我需要将父节点的副本移动到多个子节点中,而无需在此过程中复制所述子节点本身。这是一个示例 XML:
<FoodGroups>
<Nutritional>Yes</Nutritional>
<Artifical>No</Artificial>
<FoodGroup>
<Fruit>Grape</Fruit>
<Fruit>Apple</Fruit>
</FoodGroup>
<FoodGroup>
<Vegetable>Carrot</Vegetable>
<Vegetable>Potato</Vegetable>
<FoodGroup>
</FoodGroups>
转换完成后,我需要 XML 如下所示:
<xml>
<FoodGroup>
<Fruit>Grape</Fruit>
<Fruit>Apple</Fruit>
<FoodGroups>
<Nutritional>Yes</Nutritional>
<Articial>No</Artificial>
</FoodGroups>
</FoodGroup>
<FoodGroup>
<Vegetable>Carrot</Vegetable>
<Vegetable>Potato</Vegetable>
<FoodGroups>
<Nutritional>Yes</Nutritional>
<Articial>No</Artificial>
</FoodGroups>
<FoodGroup>
</xml>
我试过使用以下 XML:
<xsl:stylesheet version="1.0"
xmlns:xsl="http://www.w3.org/1999/XSL/Transform"
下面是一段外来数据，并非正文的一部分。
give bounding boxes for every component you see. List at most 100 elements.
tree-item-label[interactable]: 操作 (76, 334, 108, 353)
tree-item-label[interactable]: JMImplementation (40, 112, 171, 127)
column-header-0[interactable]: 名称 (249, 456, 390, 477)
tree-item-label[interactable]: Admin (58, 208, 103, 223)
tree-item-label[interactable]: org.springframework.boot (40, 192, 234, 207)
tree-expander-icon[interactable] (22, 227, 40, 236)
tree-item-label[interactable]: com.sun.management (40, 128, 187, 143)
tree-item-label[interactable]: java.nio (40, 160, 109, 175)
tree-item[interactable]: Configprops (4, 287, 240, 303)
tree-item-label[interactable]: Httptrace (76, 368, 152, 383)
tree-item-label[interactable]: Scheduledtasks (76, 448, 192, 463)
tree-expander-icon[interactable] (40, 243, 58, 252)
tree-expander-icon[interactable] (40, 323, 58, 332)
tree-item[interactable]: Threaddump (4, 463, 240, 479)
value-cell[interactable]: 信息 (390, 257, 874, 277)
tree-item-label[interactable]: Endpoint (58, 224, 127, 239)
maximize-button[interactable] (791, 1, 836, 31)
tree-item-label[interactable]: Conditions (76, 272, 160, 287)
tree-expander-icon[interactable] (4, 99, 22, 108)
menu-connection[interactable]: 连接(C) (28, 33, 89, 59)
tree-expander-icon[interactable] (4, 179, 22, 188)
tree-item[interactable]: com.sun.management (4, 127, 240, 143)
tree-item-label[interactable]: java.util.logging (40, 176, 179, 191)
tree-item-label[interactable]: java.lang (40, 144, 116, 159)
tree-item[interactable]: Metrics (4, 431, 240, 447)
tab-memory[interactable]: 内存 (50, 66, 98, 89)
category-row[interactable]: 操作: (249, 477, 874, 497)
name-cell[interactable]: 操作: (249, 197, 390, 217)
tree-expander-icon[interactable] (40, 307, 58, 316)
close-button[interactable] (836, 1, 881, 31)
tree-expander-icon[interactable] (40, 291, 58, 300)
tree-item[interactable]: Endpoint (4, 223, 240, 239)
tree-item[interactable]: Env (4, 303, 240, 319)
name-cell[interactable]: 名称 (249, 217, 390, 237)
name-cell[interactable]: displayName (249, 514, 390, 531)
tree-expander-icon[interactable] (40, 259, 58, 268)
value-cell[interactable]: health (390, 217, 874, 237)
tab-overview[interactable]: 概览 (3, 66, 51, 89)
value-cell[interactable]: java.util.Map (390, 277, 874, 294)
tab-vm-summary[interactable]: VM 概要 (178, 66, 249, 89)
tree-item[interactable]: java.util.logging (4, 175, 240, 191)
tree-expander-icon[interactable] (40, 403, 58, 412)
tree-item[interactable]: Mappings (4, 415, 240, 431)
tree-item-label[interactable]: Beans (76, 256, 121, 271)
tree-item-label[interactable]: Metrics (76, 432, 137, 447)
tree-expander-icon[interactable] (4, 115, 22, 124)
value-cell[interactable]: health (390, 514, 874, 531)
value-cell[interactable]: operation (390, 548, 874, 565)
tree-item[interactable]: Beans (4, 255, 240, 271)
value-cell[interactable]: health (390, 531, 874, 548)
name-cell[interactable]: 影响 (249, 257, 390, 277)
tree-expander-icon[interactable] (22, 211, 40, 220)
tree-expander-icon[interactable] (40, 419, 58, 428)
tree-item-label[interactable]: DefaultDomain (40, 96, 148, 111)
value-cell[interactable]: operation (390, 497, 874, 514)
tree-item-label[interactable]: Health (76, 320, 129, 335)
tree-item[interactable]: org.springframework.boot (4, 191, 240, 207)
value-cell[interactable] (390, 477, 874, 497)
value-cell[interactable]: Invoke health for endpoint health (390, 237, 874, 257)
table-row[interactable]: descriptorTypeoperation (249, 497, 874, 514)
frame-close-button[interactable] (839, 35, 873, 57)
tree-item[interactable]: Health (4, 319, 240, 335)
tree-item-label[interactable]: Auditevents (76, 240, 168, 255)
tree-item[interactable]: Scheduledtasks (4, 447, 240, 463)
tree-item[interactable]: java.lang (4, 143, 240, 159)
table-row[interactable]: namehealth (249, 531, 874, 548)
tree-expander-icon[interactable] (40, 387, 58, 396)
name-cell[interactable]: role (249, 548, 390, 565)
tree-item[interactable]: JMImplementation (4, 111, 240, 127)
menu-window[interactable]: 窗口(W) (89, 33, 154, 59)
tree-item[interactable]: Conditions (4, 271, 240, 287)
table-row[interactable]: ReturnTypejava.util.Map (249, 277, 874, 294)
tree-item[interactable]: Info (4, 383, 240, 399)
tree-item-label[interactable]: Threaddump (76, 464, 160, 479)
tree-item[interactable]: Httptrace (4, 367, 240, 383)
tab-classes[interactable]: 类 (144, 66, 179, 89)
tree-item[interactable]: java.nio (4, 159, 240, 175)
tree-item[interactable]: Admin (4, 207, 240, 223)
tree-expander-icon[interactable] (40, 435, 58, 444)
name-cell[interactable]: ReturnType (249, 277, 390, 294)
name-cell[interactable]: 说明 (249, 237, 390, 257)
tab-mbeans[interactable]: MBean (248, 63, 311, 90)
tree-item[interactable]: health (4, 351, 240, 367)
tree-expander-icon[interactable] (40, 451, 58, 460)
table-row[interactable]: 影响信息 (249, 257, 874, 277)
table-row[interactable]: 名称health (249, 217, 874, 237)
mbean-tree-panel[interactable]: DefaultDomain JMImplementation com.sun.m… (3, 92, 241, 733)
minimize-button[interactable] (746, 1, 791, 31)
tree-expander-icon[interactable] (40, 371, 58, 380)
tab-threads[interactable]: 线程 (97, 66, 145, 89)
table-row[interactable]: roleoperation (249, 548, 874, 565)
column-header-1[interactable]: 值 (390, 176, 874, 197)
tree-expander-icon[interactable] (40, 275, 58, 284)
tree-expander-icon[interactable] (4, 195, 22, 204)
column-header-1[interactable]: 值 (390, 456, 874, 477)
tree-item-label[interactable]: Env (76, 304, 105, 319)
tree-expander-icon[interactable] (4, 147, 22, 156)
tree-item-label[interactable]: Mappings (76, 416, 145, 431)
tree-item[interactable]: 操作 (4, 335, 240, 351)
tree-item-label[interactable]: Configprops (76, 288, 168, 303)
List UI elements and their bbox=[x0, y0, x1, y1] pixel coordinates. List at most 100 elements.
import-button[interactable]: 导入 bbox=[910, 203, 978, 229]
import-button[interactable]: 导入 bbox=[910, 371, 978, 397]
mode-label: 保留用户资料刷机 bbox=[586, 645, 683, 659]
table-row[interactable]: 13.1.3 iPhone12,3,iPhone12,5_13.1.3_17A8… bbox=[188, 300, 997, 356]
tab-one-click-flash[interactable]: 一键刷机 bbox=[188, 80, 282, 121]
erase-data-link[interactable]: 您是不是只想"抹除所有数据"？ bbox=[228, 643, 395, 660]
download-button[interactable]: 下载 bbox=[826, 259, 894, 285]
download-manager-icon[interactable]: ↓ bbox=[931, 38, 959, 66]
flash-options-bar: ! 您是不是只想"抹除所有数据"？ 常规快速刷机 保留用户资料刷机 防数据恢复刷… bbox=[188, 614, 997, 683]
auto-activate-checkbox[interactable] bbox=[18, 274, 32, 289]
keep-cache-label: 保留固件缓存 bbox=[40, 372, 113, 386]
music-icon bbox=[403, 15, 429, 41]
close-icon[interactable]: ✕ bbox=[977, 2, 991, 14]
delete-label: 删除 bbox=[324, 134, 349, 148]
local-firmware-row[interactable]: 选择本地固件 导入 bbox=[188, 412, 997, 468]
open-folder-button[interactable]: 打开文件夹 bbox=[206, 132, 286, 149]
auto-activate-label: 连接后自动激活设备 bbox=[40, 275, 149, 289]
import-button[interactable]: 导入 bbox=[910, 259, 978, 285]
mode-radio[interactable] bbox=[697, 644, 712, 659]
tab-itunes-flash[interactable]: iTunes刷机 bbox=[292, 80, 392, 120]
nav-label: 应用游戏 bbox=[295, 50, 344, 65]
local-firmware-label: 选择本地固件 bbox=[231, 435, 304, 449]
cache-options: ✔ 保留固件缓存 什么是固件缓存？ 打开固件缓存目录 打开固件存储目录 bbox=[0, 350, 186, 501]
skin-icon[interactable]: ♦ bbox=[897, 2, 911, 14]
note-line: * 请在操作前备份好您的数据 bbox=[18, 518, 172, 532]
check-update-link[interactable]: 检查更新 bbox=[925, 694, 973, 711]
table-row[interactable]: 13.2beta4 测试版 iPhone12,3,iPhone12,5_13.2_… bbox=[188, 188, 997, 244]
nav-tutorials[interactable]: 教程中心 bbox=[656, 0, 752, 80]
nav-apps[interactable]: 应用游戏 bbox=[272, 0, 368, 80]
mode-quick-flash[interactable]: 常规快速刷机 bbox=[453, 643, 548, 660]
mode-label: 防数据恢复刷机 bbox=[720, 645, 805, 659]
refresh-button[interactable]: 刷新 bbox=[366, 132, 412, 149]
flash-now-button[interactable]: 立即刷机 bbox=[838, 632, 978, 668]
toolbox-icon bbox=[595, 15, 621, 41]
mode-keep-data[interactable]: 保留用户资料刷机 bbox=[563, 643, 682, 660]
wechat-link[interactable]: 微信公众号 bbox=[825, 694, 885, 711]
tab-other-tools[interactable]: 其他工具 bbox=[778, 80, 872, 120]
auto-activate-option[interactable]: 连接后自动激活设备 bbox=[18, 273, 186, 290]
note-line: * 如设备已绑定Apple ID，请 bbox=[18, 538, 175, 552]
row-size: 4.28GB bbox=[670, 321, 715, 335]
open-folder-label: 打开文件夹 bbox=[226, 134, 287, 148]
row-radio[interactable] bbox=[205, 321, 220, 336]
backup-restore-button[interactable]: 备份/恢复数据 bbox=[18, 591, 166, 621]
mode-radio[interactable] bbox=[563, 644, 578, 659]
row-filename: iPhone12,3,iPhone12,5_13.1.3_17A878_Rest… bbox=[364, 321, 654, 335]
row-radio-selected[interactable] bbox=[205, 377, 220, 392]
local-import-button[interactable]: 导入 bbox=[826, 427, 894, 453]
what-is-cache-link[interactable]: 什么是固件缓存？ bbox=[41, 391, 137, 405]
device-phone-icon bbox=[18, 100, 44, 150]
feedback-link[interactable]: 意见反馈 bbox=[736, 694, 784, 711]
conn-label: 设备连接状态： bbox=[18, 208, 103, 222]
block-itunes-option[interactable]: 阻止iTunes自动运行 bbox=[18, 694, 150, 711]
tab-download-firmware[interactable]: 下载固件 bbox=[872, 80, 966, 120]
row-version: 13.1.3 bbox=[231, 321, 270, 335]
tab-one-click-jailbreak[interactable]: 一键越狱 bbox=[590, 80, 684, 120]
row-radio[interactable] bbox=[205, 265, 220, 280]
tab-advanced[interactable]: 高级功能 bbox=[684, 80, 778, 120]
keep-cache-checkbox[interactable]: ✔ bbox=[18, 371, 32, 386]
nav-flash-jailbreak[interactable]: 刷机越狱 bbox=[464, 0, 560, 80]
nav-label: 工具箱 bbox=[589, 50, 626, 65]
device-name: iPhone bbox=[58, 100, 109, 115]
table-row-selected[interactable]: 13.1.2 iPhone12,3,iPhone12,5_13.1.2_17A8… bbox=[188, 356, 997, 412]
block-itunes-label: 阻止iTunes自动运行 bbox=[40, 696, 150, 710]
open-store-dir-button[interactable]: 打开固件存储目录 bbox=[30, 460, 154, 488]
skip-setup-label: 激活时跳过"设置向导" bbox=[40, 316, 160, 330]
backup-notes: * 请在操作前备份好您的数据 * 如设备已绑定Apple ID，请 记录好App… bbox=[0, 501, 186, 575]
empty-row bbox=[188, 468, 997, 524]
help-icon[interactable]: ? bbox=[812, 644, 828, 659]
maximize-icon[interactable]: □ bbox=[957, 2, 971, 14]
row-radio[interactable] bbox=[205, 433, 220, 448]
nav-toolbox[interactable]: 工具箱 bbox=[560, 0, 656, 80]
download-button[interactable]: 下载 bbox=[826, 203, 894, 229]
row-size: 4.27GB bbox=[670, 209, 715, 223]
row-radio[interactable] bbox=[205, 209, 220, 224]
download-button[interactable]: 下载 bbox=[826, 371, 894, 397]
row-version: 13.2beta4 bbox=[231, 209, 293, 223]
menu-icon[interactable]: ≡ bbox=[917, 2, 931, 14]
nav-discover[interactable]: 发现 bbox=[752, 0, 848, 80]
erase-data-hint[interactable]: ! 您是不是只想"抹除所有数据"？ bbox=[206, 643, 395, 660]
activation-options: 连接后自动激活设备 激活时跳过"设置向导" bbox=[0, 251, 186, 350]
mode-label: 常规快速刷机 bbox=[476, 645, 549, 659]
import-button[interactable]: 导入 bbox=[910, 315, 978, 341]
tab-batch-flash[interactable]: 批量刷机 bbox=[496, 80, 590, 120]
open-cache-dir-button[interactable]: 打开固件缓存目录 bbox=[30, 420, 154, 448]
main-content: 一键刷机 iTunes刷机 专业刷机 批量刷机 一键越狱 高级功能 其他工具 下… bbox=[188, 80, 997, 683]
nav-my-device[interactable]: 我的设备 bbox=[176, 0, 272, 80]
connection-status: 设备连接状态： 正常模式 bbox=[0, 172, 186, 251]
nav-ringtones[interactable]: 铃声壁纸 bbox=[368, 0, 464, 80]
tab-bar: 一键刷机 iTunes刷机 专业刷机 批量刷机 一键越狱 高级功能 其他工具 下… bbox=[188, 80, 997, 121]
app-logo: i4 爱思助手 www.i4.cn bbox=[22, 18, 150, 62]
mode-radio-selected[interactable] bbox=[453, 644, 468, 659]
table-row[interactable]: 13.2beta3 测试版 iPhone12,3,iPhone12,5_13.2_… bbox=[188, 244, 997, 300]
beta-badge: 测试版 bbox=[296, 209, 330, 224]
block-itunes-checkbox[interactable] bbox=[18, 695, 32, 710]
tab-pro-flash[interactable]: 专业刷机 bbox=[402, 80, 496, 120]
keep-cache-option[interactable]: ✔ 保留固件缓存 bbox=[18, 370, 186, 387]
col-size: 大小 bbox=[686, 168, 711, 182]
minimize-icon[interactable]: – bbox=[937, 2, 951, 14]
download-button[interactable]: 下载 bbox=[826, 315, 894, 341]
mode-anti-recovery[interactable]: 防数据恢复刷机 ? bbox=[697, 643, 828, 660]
xmlns:msxsl="urn:schemas-microsoft-com:xslt"
exclude-result-prefixes="msxsl">
<xsl:output omit-xml-declaration="yes"
method="xml"
indent="yes"/>
<xsl:template match="/">
<xml>
<xsl:copy>
<xsl:apply-templates select="//FoodGroup"/>
</xsl:copy>
</xml>
</xsl:template>
<xsl:template match="//FoodGroup">
<FoodGroup>
<xsl:copy-of select="./*"/>
<xsl:copy-of select="//FoodGroups/*[not(child::FoodGroup)]"/>
</FoodGroup>
</xsl:template>
</xsl:stylesheet>
但是,我得到以下输出(子节点完全重新复制——我不想要这个):
<xml>
<FoodGroup>
<Fruit>Grape</Fruit>
<Fruit>Apple</Fruit>
<FoodGroups>
<Nutritional>Yes</Nutritional>
<Artifical>No</Artificial>
<FoodGroup>
<Fruit>Grape</Fruit>
<Fruit>Apple</Fruit>
</FoodGroup>
<FoodGroup>
<Vegetable>Carrot</Vegetable>
<Vegetable>Potato</Vegetable>
<FoodGroup>
</FoodGroups>
</FoodGroup>
<FoodGroup>
<Vegetable>Carrot</Vegetable>
<Vegetable>Potato</Vegetable>
<FoodGroups>
<Nutritional>Yes</Nutritional>
<Artifical>No</Artificial>
<FoodGroup>
<Fruit>Grape</Fruit>
<Fruit>Apple</Fruit>
</FoodGroup>
<FoodGroup>
<Vegetable>Carrot</Vegetable>
<Vegetable>Potato</Vegetable>
<FoodGroup>
</FoodGroups>
<FoodGroup>
</xml>
这种亲子复制能做吗?是否可以?部分困难在于,有时这些孩子的深度不止一层。
以下似乎可以完成这项工作:
<xsl:stylesheet
xmlns:xsl="http://www.w3.org/1999/XSL/Transform"
version="1.0">
<xsl:output method="xml" indent="yes"/>
<xsl:strip-space elements="*"/>
<xsl:template match="@* | node()">
<xsl:copy>
<xsl:apply-templates select="@* | node()"/>
</xsl:copy>
</xsl:template>
<xsl:template match="/">
<xml>
<xsl:apply-templates/>
</xml>
</xsl:template>
<xsl:template match="FoodGroups">
<xsl:apply-templates/>
</xsl:template>
<xsl:template match="FoodGroups/*[not(self::FoodGroup)]"/>
<xsl:template match="FoodGroup">
<xsl:copy>
<xsl:apply-templates/>
<FoodGroups>
<xsl:copy-of select="ancestor::FoodGroups/*[not(self::FoodGroup)]"/>
</FoodGroups>
</xsl:copy>
</xsl:template>
</xsl:stylesheet>
为什么不简单(而且更有效):
XSLT 1.0
<xsl:stylesheet version="1.0"
xmlns:xsl="http://www.w3.org/1999/XSL/Transform">
<xsl:output method="xml" version="1.0" encoding="UTF-8" indent="yes"/>
<xsl:template match="/FoodGroups">
<xml>
<xsl:variable name="common" select="*[not(self::FoodGroup)]" />
<xsl:for-each select="FoodGroup">
<xsl:copy>
<xsl:copy-of select="*"/>
<FoodGroups>
<xsl:copy-of select="$common"/>
</FoodGroups>
</xsl:copy>
</xsl:for-each>
</xml>
</xsl:template>
</xsl:stylesheet>